国民服姿の青年は私が目の前に来ると、それまでもきれいな姿勢で立っていたにも関わらず靴の踵を合わせて、より姿勢を正すと静かに一礼をしたので私も慌ててぎこちない一礼をする。

 顔を上げるとまっすぐこちらを見つめる青年と目が合う。私より年下とは思えないほど凛々しく迷いのない眼差しで見つめられて、私はどう話しかけたら良いのかわからず何も言葉が浮かばない。すると先に青年が話しはじめた。彼も緊張していたのか声が上ずるのを抑えるよう話し方だが、はっきりとした口調だ。

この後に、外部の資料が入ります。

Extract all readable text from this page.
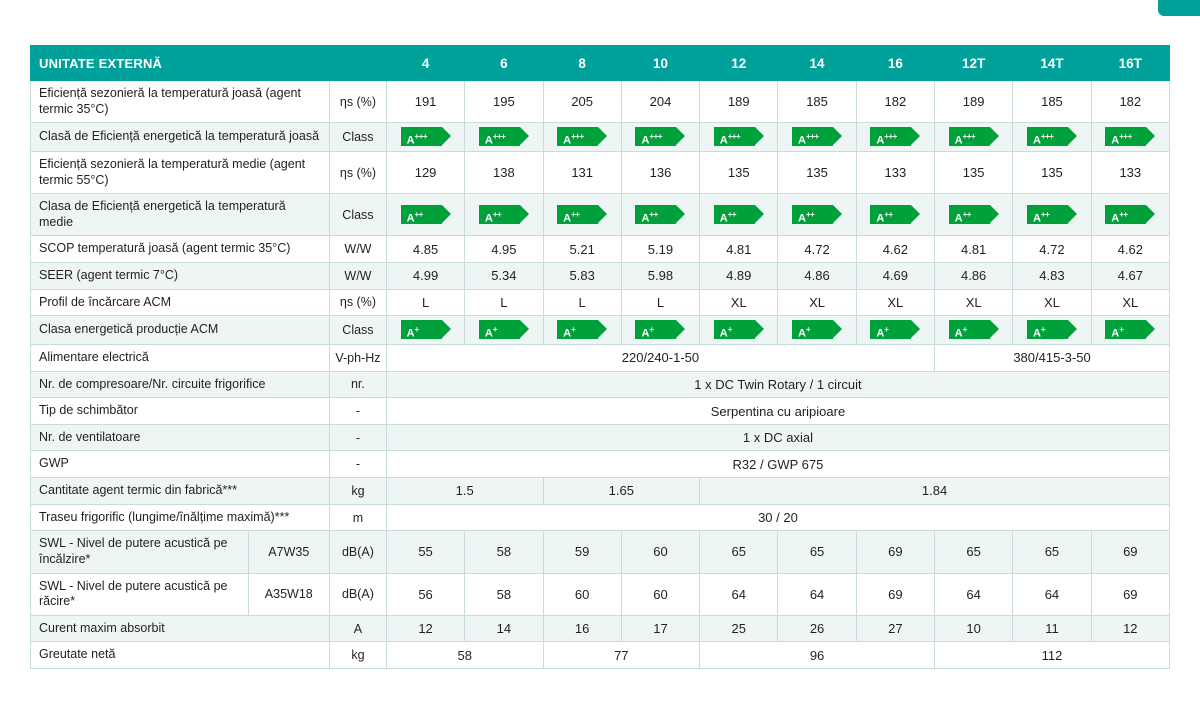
UNITATE EXTERNĂ			4	6	8	10	12	14	16	12T	14T	16T
Eficiență sezonieră la temperatură joasă (agent termic 35°C)		ηs (%)	191	195	205	204	189	185	182	189	185	182
Clasă de Eficiență energetică la temperatură joasă		Class	A+++	A+++	A+++	A+++	A+++	A+++	A+++	A+++	A+++	A+++
Eficiență sezonieră la temperatură medie (agent termic 55°C)		ηs (%)	129	138	131	136	135	135	133	135	135	133
Clasa de Eficiență energetică la temperatură medie		Class	A++	A++	A++	A++	A++	A++	A++	A++	A++	A++
SCOP temperatură joasă (agent termic 35°C)		W/W	4.85	4.95	5.21	5.19	4.81	4.72	4.62	4.81	4.72	4.62
SEER (agent termic 7°C)		W/W	4.99	5.34	5.83	5.98	4.89	4.86	4.69	4.86	4.83	4.67
Profil de încărcare ACM		ηs (%)	L	L	L	L	XL	XL	XL	XL	XL	XL
Clasa energetică producție ACM		Class	A+	A+	A+	A+	A+	A+	A+	A+	A+	A+
Alimentare electrică		V-ph-Hz	220/240-1-50							380/415-3-50		
Nr. de compresoare/Nr. circuite frigorifice		nr.	1 x DC Twin Rotary / 1 circuit									
Tip de schimbător		-	Serpentina cu aripioare									
Nr. de ventilatoare		-	1 x DC axial									
GWP		-	R32 / GWP 675									
Cantitate agent termic din fabrică***		kg	1.5		1.65		1.84					
Traseu frigorific (lungime/înălțime maximă)***		m	30 / 20									
SWL - Nivel de putere acustică pe încălzire*	A7W35	dB(A)	55	58	59	60	65	65	69	65	65	69
SWL - Nivel de putere acustică pe răcire*	A35W18	dB(A)	56	58	60	60	64	64	69	64	64	69
Curent maxim absorbit		A	12	14	16	17	25	26	27	10	11	12
Greutate netă		kg	58		77		96			112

「私は自分の役目は果たしたと考えています。ですが、その後の日本国がどのようになるか気になってこの地に留まっておりました。それも数年先ではなく数十年先の日本国がどのようになっているのかを知りたいので、ここに留まっていたのです」

 青年はここまで一息に話すと少し間をおいて口を開く。私は何を問われるのかと緊張して身体が強張る。

 だが、青年はこう私に尋ねてきた。

「日本国はあるのですね」

 難しい質問をされると思ったのでその言葉に驚いたが、どうにか私が「はい」と答えると青年は姿勢は崩さぬまま、少年のような眩しい笑顔で笑うと「ああ、良かった。あるのですね。日本国はあるのですね」と呟くと、敬礼をしそうになったのか右手を挙げそうになったのを恥ずかしそうに止めてから深く一礼をし、もう一度私の顔を見ると笑顔のまま右手側の道を歩いてゆく。その姿は十歩も歩かないうちに霧が晴れるかのようにふわりと消えていった。

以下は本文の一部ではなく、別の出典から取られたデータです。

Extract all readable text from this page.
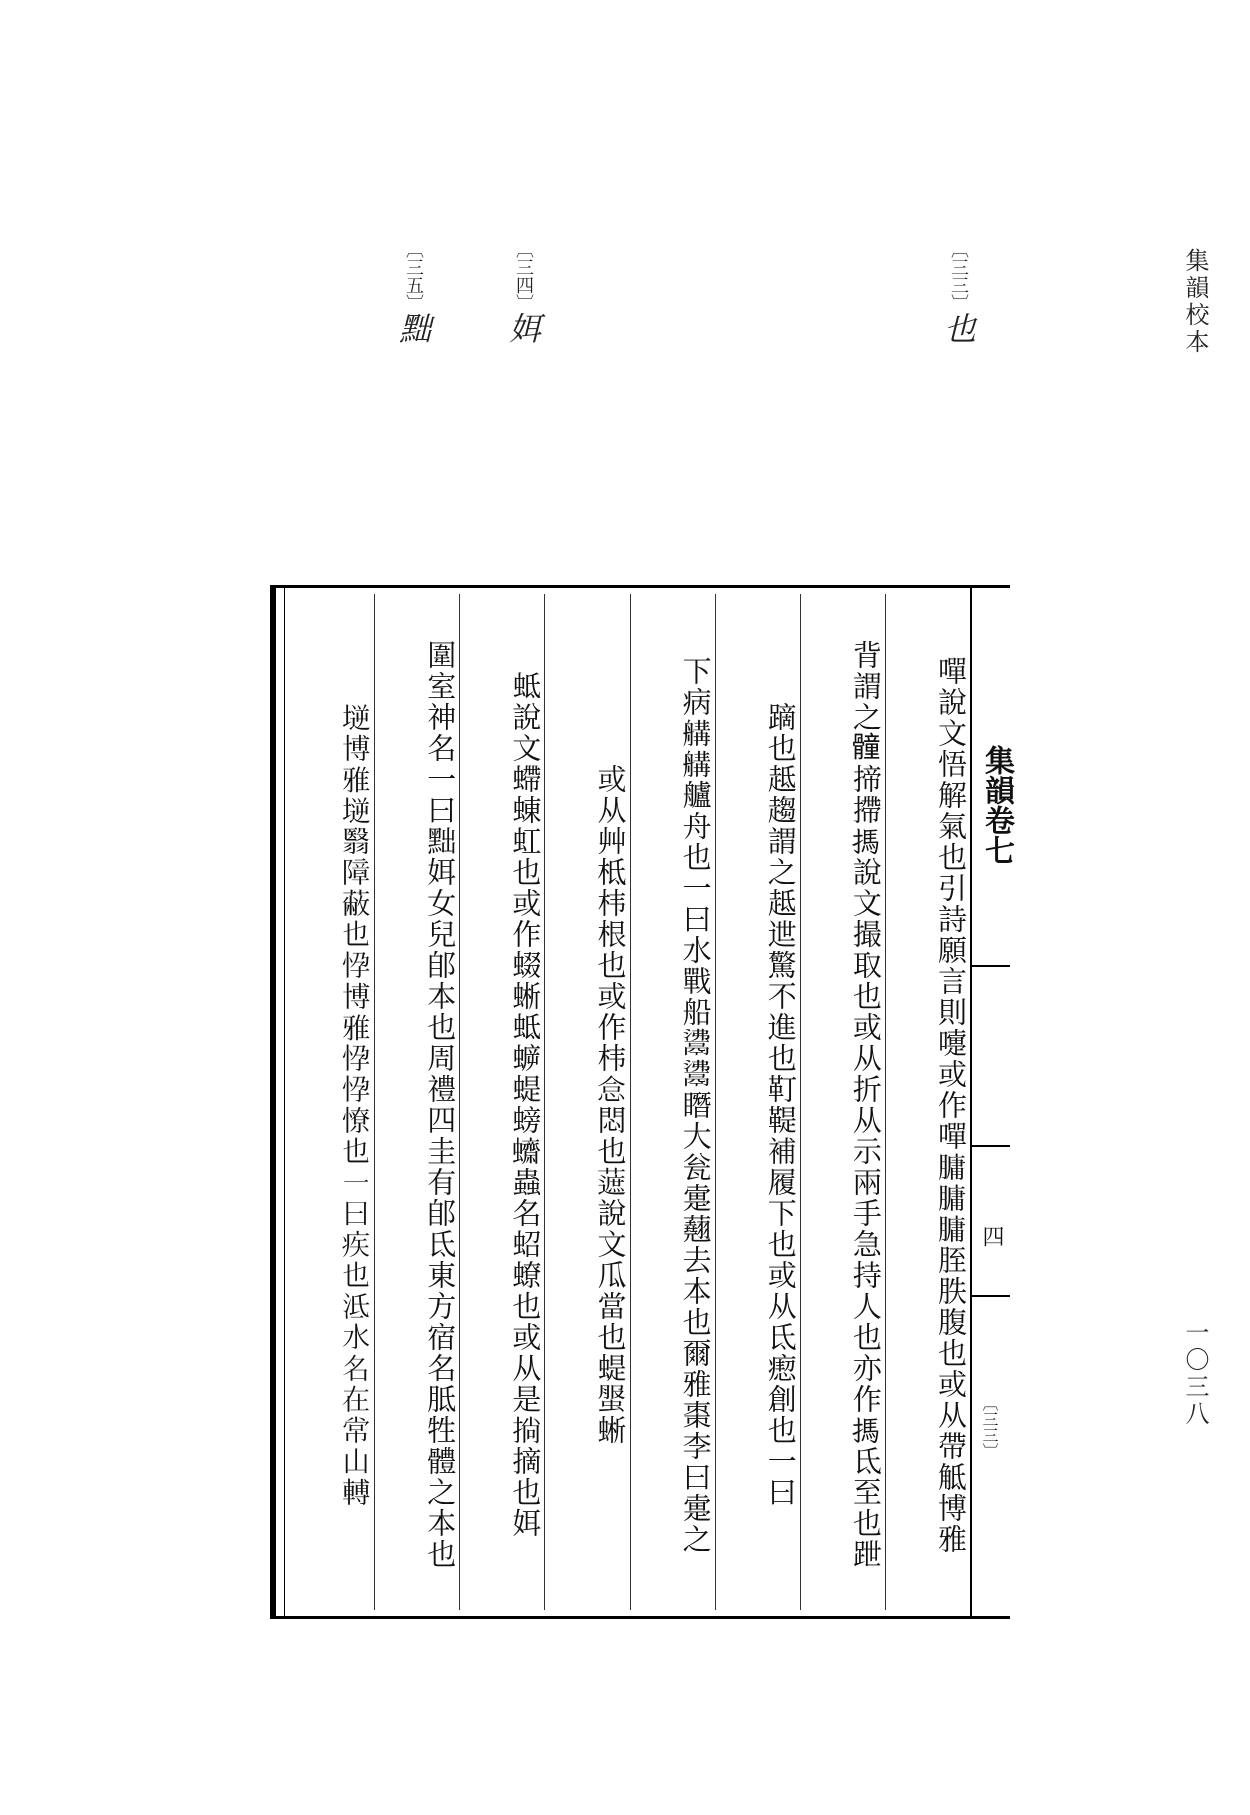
集韻校本
一〇三八
〔三三〕也
〔三四〕㛅
〔三五〕黜
嘽說文悟解氣也引詩願言則嚏或作嘽𦟛𦟛𦟛胵胅腹也或从帶觝博雅
背謂之𩪘揥摕𢲫說文撮取也或从折从示兩手急持人也亦作𢲫氐至也跇
蹢也趆趨謂之趆迣驚不進也靪鞮補履下也或从氐瘛創也一曰
下病𦩷𦩷艫舟也一曰水戰船𩰾𩰾䁮大瓮疐𧄍去本也爾雅棗李曰疐之
或从艸柢㭏根也或作㭏𢙅悶也𧀹說文瓜當也蝭𧌘蜥
蚳說文螮蝀虹也或作蝃蜥蚳蝷蝭螃𧕚蟲名蛁蟟也或从是𢮐摘也㛅
圍室神名一曰黜㛅女兒郋本也周禮四圭有郋氐東方宿名胝牲體之本也
𡏤博雅𡏤翳障蔽也𢘩博雅𢘩𢘩憭也一曰疾也泜水名在常山𨍭	集韻卷七
四
〔三三〕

 私には一瞬の出来事でその場で立ち尽くしていたが、いつの間にか隣に和尚が立っていた。

「良かったじゃないか」そう和尚は静かに言った。

「これは夢なんでしょうか。私は私が望む答えを得る夢を見ているのでは?」そう尋ねる私に和尚は、「夢みたいなものさ。だが、あんたの望む答えだけではないだろうよ。彼もまた望む答えを得るためにあんたを呼んだのだろう」

「私は返事をしただけですよ?」心配そうな私を見て和尚は口を開く。

「途中で命を落とした身にはそれだけでも救いになったのだろうよ。戦争以前の日本は地図から日本という国が消えるか消えないかの存亡の危機とずっと戦ってきたのだからな。それが数十年後も存在している。何より国民服とは比べ物にならないほど上等な服をあんたは着ているじゃないか。彼からしてみれば、守り抜いた国は豊かになった。そう映ったのだろうよ」

 その言葉に青年へ何か言葉をかけるべきだったのだろうかと、青年が去った道とは反対の道に視線を逸らす。


 そちら側から老婆が歩いてくるのが目に入った。